The cyberspace debate has largely been defined by the increasing tensions between its two largest competitors – the United States and China. The recent accusations of a sustained a cyber campaign by Beijing represented the most significant manoeuvrer from Washington thus far. But while it is important to acknowledge cyber-infiltration attacks as part of China’s broader cyber-hegemonic strategy, the current fixation towards attacks themselves risks becoming exceedingly unproductive and distracting.
Washington should focus on identifying areas of opportunity that provide greater insight into Beijing’s strategy. These should be examined through the international legal debates surrounding cyber-warfare, specifically China’s reluctance to discuss the parameters of self-defence as well as its contrasting enthusiasm to promote cyber-sovereignty.
Cyber self-defence
Both Article 2(4) and Article 51 of the UN Charter permit the use of force by states in circumstances of ‘self-defence.’ However, given the novel nature of cyber-warfare, the threshold for activating these in response to a cyber-attack has yet to be definitively established despite vigorous debate.
Unsurprisingly, attempts to clarify this have stalled due to the polarising legal views of the US and China.
The US preference for retaliatory military action in more traditional circumstances is well known. The administration holds a capacious conception of self-defence which it has used to justify pre-emptive military strikes against state and non-state actors. Accordingly, Washington has argued that this similarly applies for cyber-attacks and that there is no threshold necessary for an attack to warrant retaliation.
Conversely, China has adopted a restrictivist view on the principle of self-defence. The PRC has rejected the possibility of any intervention by a state except under extremely grave circumstances that are supported with the discretion of the Security Council’s judgement, expressing a particularly strong opposition towards US arguments prior to the 2003 invasion of Iraq. However, unlike the US, China has never explicitly confirmed this view within the context of cyber warfare, with Beijing declining to contribute to international discussions to define self-defence obligations and restrictions.

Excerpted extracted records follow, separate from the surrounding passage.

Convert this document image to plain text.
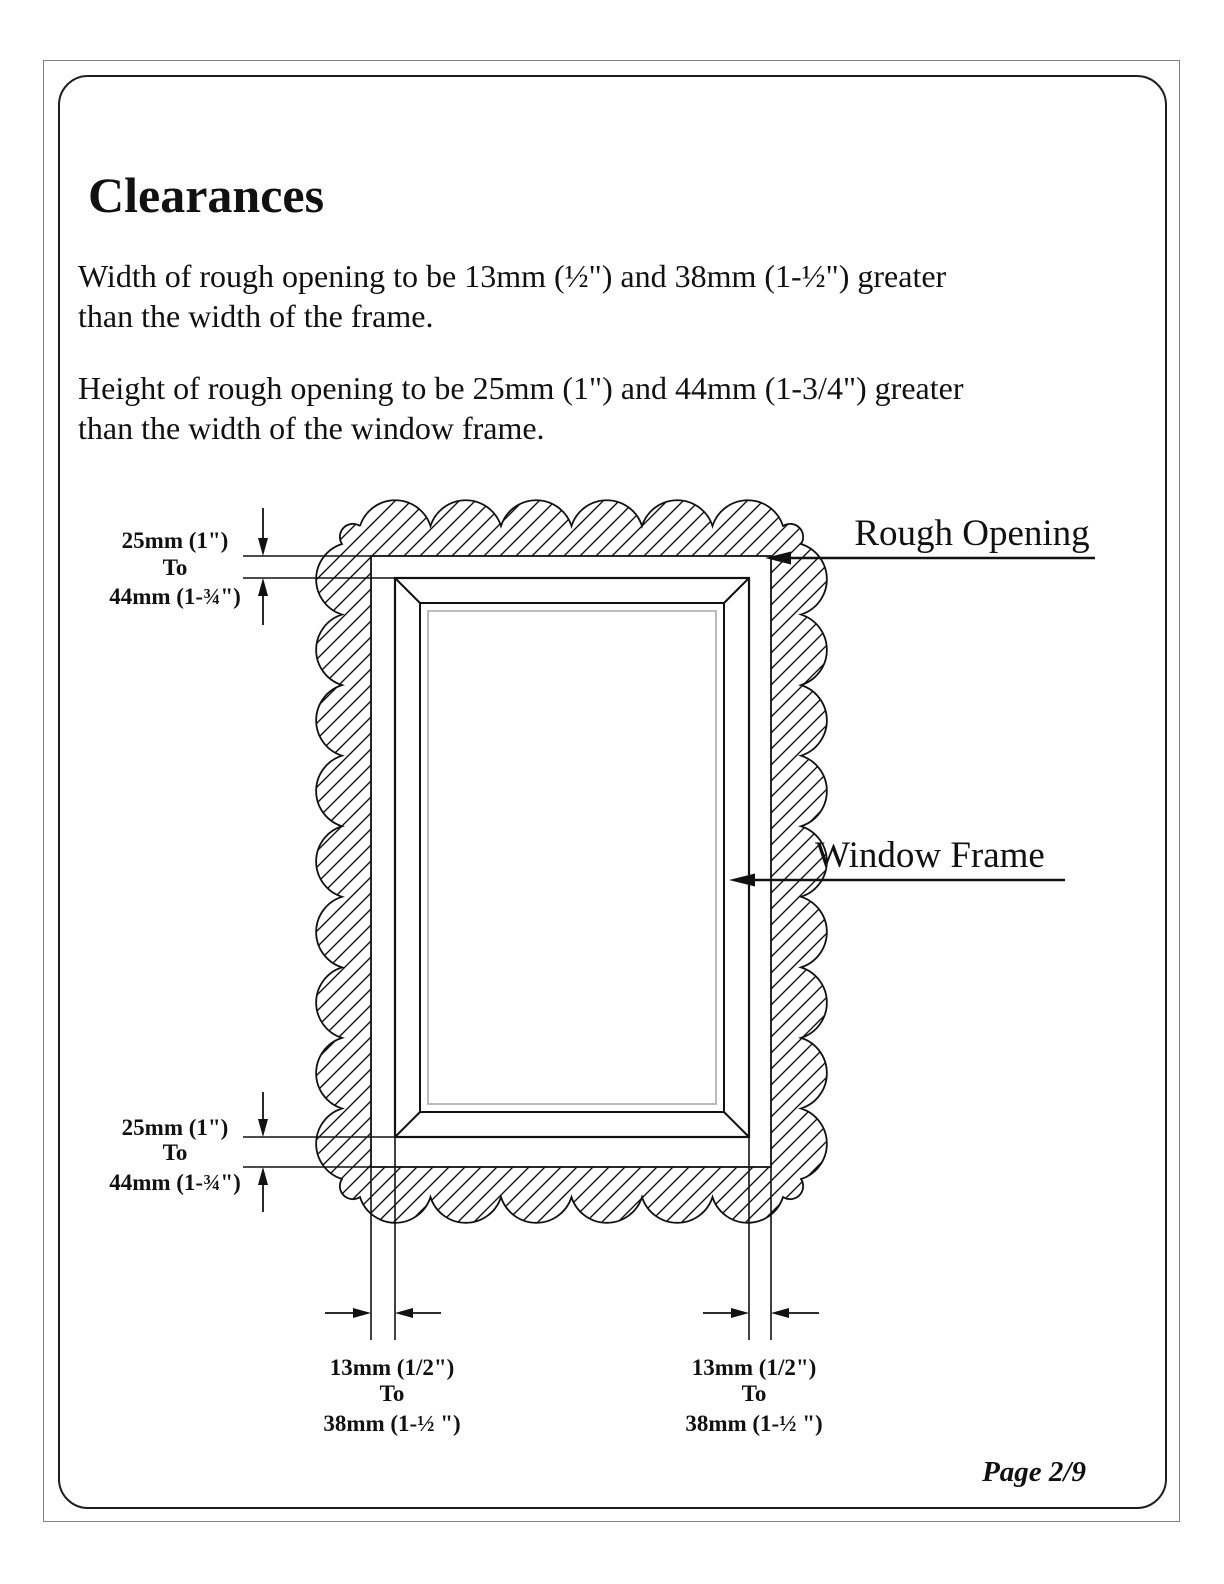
Clearances
Width of rough opening to be 13mm (½") and 38mm (1-½") greater
than the width of the frame.
Height of rough opening to be 25mm (1") and 44mm (1-3/4") greater
than the width of the window frame.
Rough Opening
Window Frame
25mm (1")
To
44mm (1-¾")
25mm (1")
To
44mm (1-¾")
13mm (1/2")
To
38mm (1-½ ")
13mm (1/2")
To
38mm (1-½ ")
Page 2/9
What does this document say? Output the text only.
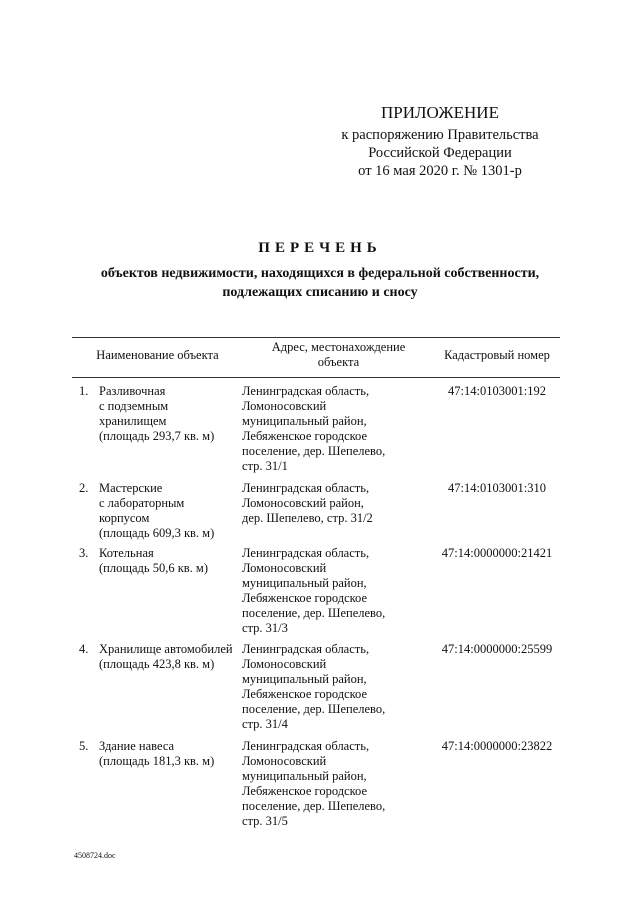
ПРИЛОЖЕНИЕ
к распоряжению Правительства
Российской Федерации
от 16 мая 2020 г. № 1301-р
ПЕРЕЧЕНЬ
объектов недвижимости, находящихся в федеральной собственности,
подлежащих списанию и сносу
Наименование объекта
Адрес, местонахождение
объекта	Кадастровый номер
1. Разливочная
с подземным
хранилищем
(площадь 293,7 кв. м)
Ленинградская область,
Ломоносовский
муниципальный район,
Лебяженское городское
поселение, дер. Шепелево,
стр. 31/1
47:14:0103001:192
2. Мастерские
с лабораторным
корпусом
(площадь 609,3 кв. м)
Ленинградская область,
Ломоносовский район,
дер. Шепелево, стр. 31/2
47:14:0103001:310
3. Котельная
(площадь 50,6 кв. м)
Ленинградская область,
Ломоносовский
муниципальный район,
Лебяженское городское
поселение, дер. Шепелево,
стр. 31/3
47:14:0000000:21421
4. Хранилище автомобилей
(площадь 423,8 кв. м)
Ленинградская область,
Ломоносовский
муниципальный район,
Лебяженское городское
поселение, дер. Шепелево,
стр. 31/4
47:14:0000000:25599
5. Здание навеса
(площадь 181,3 кв. м)
Ленинградская область,
Ломоносовский
муниципальный район,
Лебяженское городское
поселение, дер. Шепелево,
стр. 31/5
47:14:0000000:23822
4508724.doc
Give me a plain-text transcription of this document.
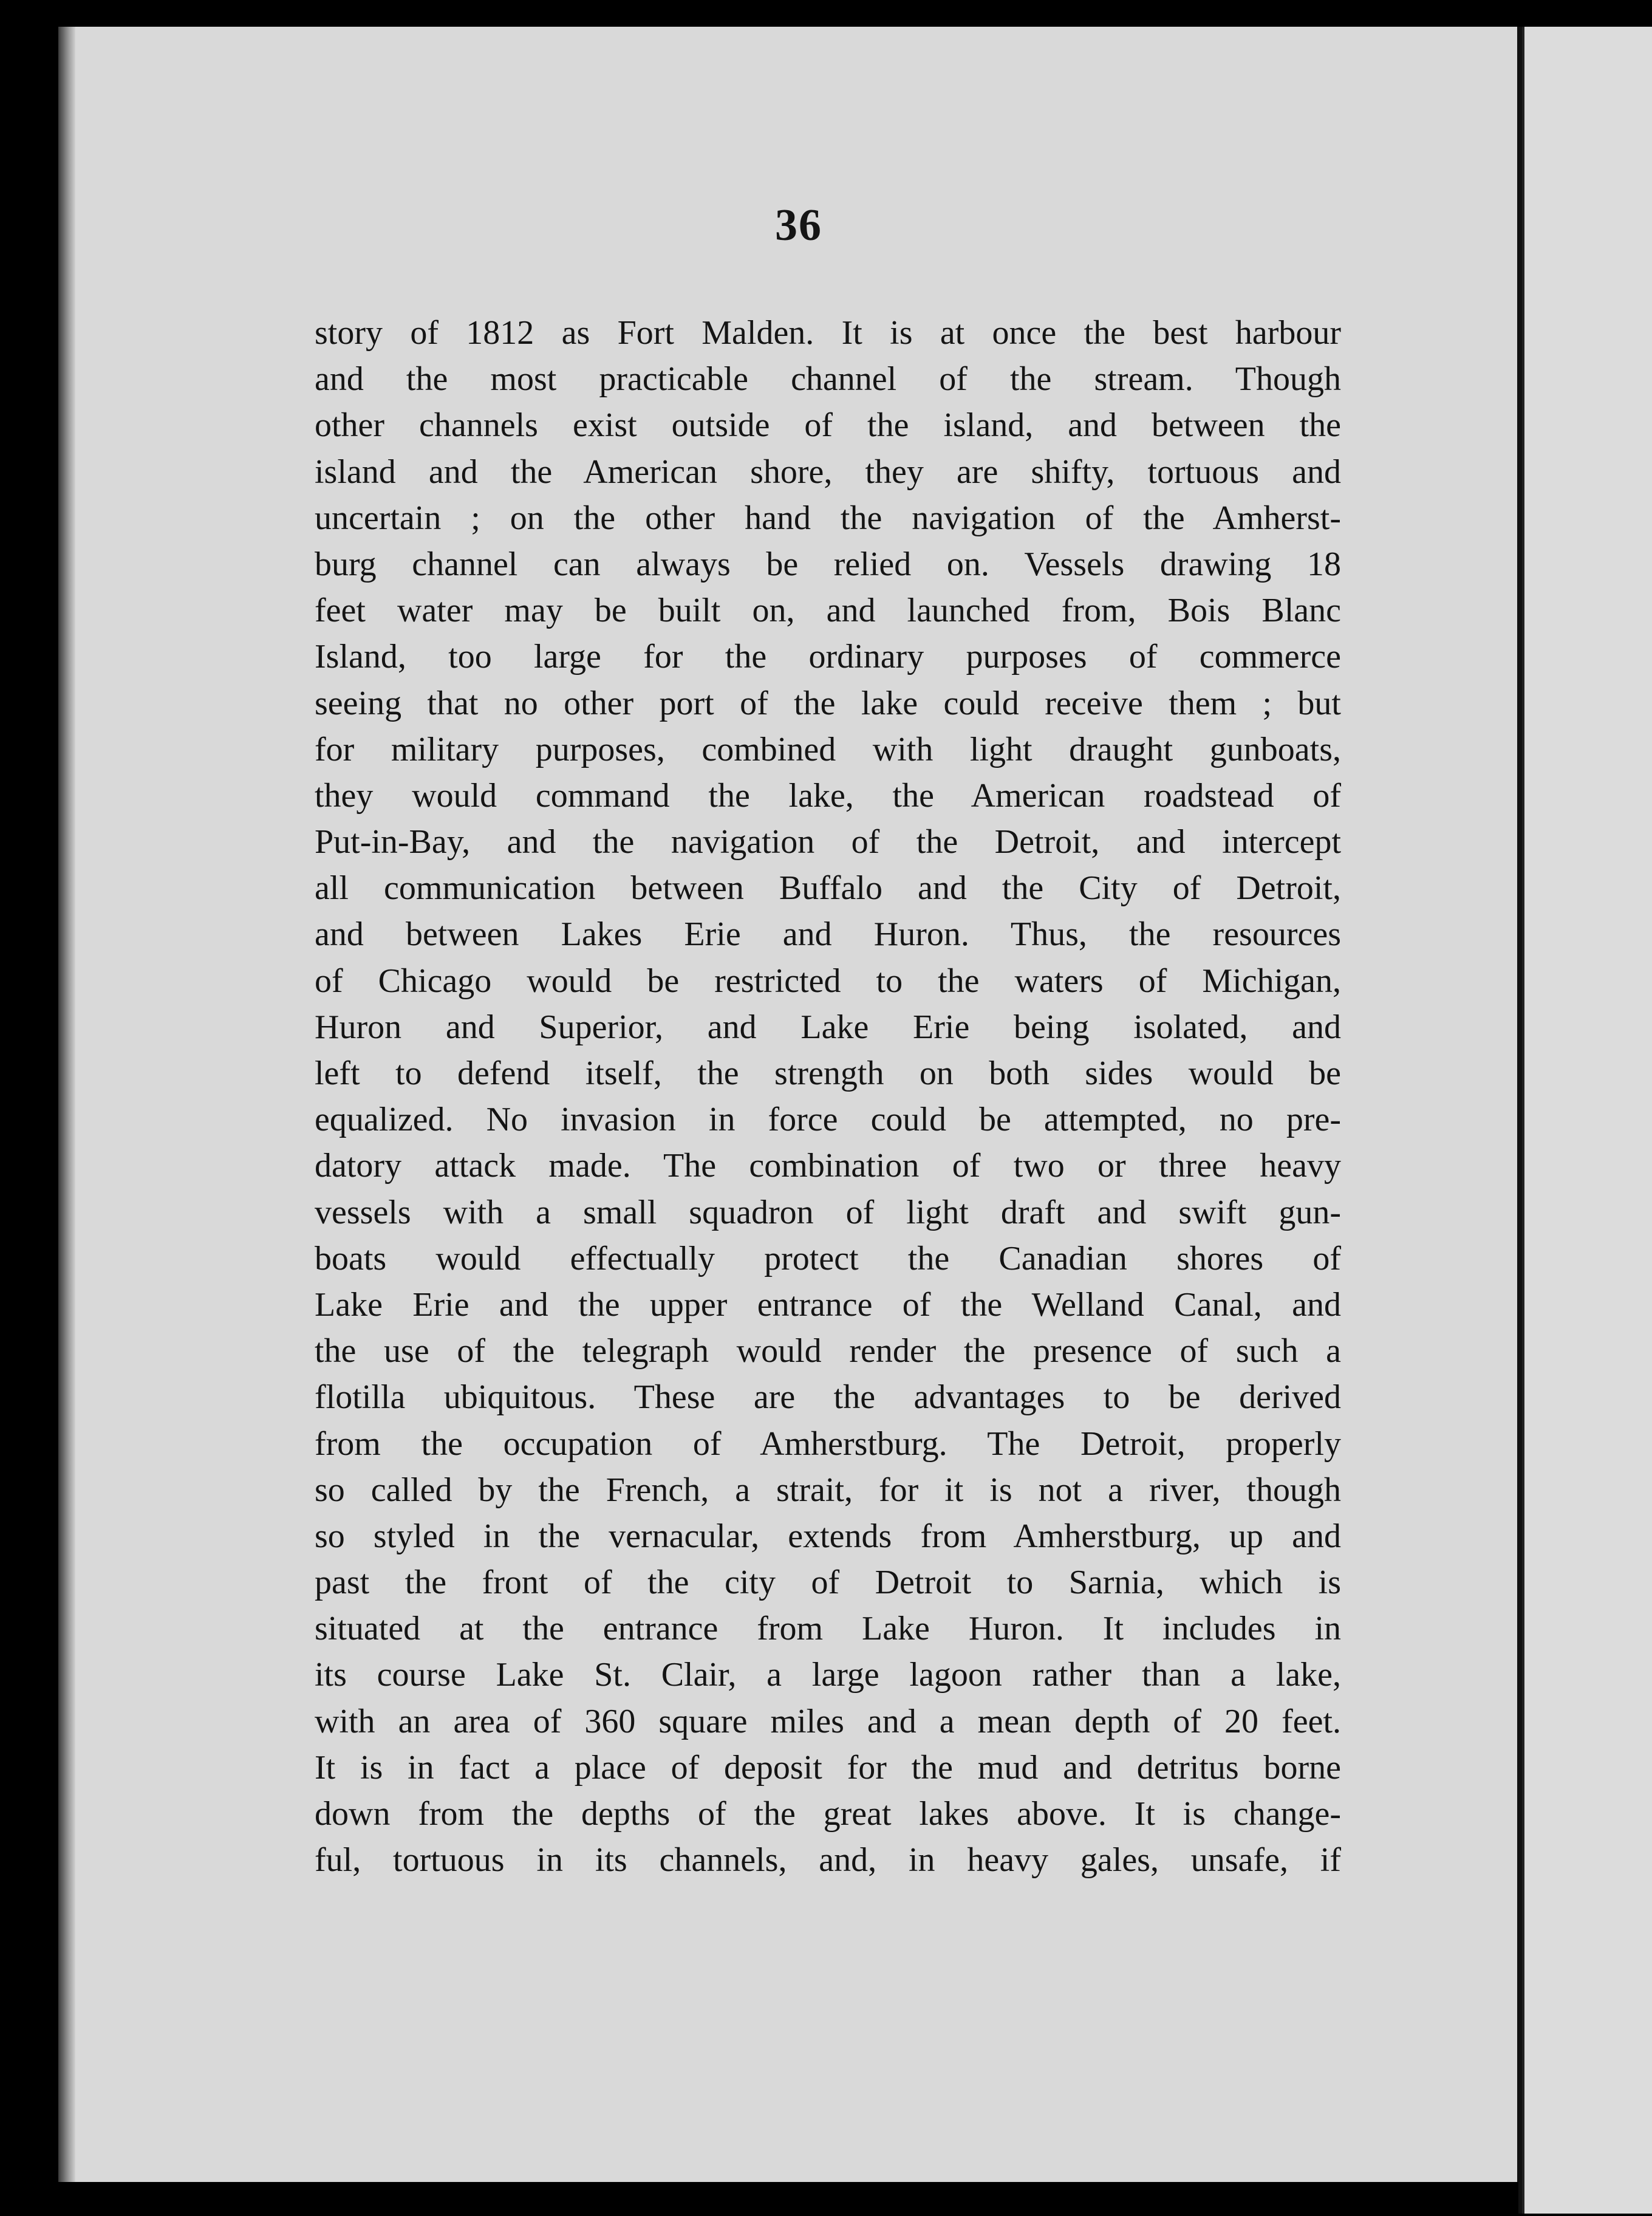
36
story of 1812 as Fort Malden. It is at once the best harbour
and the most practicable channel of the stream. Though
other channels exist outside of the island, and between the
island and the American shore, they are shifty, tortuous and
uncertain ; on the other hand the navigation of the Amherst-
burg channel can always be relied on. Vessels drawing 18
feet water may be built on, and launched from, Bois Blanc
Island, too large for the ordinary purposes of commerce
seeing that no other port of the lake could receive them ; but
for military purposes, combined with light draught gunboats,
they would command the lake, the American roadstead of
Put-in-Bay, and the navigation of the Detroit, and intercept
all communication between Buffalo and the City of Detroit,
and between Lakes Erie and Huron. Thus, the resources
of Chicago would be restricted to the waters of Michigan,
Huron and Superior, and Lake Erie being isolated, and
left to defend itself, the strength on both sides would be
equalized. No invasion in force could be attempted, no pre-
datory attack made. The combination of two or three heavy
vessels with a small squadron of light draft and swift gun-
boats would effectually protect the Canadian shores of
Lake Erie and the upper entrance of the Welland Canal, and
the use of the telegraph would render the presence of such a
flotilla ubiquitous. These are the advantages to be derived
from the occupation of Amherstburg. The Detroit, properly
so called by the French, a strait, for it is not a river, though
so styled in the vernacular, extends from Amherstburg, up and
past the front of the city of Detroit to Sarnia, which is
situated at the entrance from Lake Huron. It includes in
its course Lake St. Clair, a large lagoon rather than a lake,
with an area of 360 square miles and a mean depth of 20 feet.
It is in fact a place of deposit for the mud and detritus borne
down from the depths of the great lakes above. It is change-
ful, tortuous in its channels, and, in heavy gales, unsafe, if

Whilst this reluctance to contribute has been interpreted as antagonistic, it also reveals the benefits that Beijing receives from this absence of universally agreed norms towards self-defence. Respected legal scholar Julian Ku believes that should a set of rules be established, Beijing’s concern would be that Washington would attempt to justify a major official cyber-attack in response to a Chinese cyber-operation. Fittingly, Beijing recognises that in the absence of established norms a US administration is handicapped in claiming a retaliatory attack of self-defence and that any official declaration of attack may instead be perceived as initiating hostilities due to the ambiguous nature of cyber-attacks. Thus, by stalling attempts for a global consensus, China allows for its cyber operations to continue while insulating itself from the potential of legitimate US retaliation.
Steps forward: defining sovereignty
As the self-defence debate remains at a stalemate, a productive alternative would be to define the international legal parameters of sovereignty within cyberspace. Such a debate is critical to establishing an international legal foundation from which further deliberations, including that of self-defence, can productively develop.
This brings with it complications. Sovereignty is not a static principle but instead a fluid precept: The Treaty of Westphalia outlined exclusive sovereignty within the boundaries of a state’s territory; the Outer Space Treaty held that celestial bodies cannot be claimed as sovereign territory; UNCLOS outlined that all transits in a state’s territorial waters are permissible without consent; and the Paris Convention provides absolute sovereignty over one’s airspace. Given the variability of sovereignty across the first four domains of warfare, it becomes clear that the development of the fifth will likewise be distinctively unique and representative of a new international consensus.
Defining this international consensus is a challenging feat in and of itself given that cyberspace has become the prominent modern ideological tool. For its part, the US has called for open and interoperable cyberspace where cross-border data flows are encouraged and internet programs are able to support civil society and advocacy. Comparatively, China has advocated heavily for strict sovereignty, undoubtedly in order to advance its economic, political and military interests and limit western interference in internal affairs. Such ardent advocacy appears effective, with a divide increasingly apparent between the West’s laissez-faire approach and its counterparts shift towards state-controlled centralisation.
Though this dichotomy of opinion towards cyberspace sovereignty entails that the international debate will be arduous, it has greater potential for development than the debate towards self-defence given Beijing’s comparative willingness to engage in discussions. Therefore, it is necessary to be both welcoming of Beijing’s contributions to the cyberspace debate and tempering of the hegemonic interests it will undoubtedly pursue. Nevertheless, if one wishes to see an international legal framework develop to address China’s cyber-infiltration attacks, the first step must be to not address prospects of retaliation but instead the parameters of the battlespace.
Michael Nguyen is the Cyber Fellow for Young Australians in International Affairs.